Genetic testing revealed that the Swan Point and Hollembaek Hill canines do not resemble modern dogs. But their fishy diet suggests they may have behaved—and eaten—like the four-legged furry friends of today.
If researchers had only studied the specimens’ genetics, they might have missed this important dietary clue that adds to the growing body of evidence that dog domestication was a messy, non-linear process.
“The general assumption has been that domestication happened once and clearly separated canids that interact with people (dogs) from those who don’t (wolves),” says study co-author François Lanoë, an archaeologist at the University of Arizona, to Gizmodo’s Isaac Schultz. “Our study instead shows that canid-people relationships were complex, continue to be today, and involve more than domestication, but also things like taming of wild wolves and commensality (wolves hanging around human settlements).”

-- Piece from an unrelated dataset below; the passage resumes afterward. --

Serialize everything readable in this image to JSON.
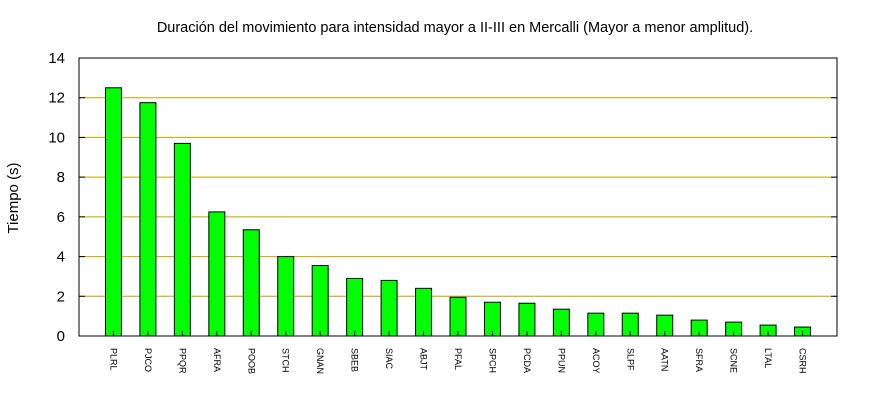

Still, not everyone is convinced that a diet high in salmon means these canines had relationships with humans. For instance, the animals could have opportunistically eaten lots of fish, all on their own.
“There are several possible explanations,” says Mikkel Sinding, a biologist at the University of Copenhagen who was not involved with the research, to the Washington Post’s Carolyn Y. Johnson. “Yes, humans could have fed it, but it could also just naturally have had this diet.”
The study’s authors regularly collaborate with Indigenous communities in Alaska’s Tanana Valley, and this paper was no exception. Researchers got permission to conduct genetic testing on the specimens from the Healy Lake Village Council, which represents the Mendas Cha’ag people.
Today, tribal members have strong relationships with dogs—and it seems their ancestors did, too.
“I really love that we can look at the record and see that thousands of years ago, we still had our companions,” says Evelynn Combs, an archaeologist and member of the Healy Lake tribe, in the statement.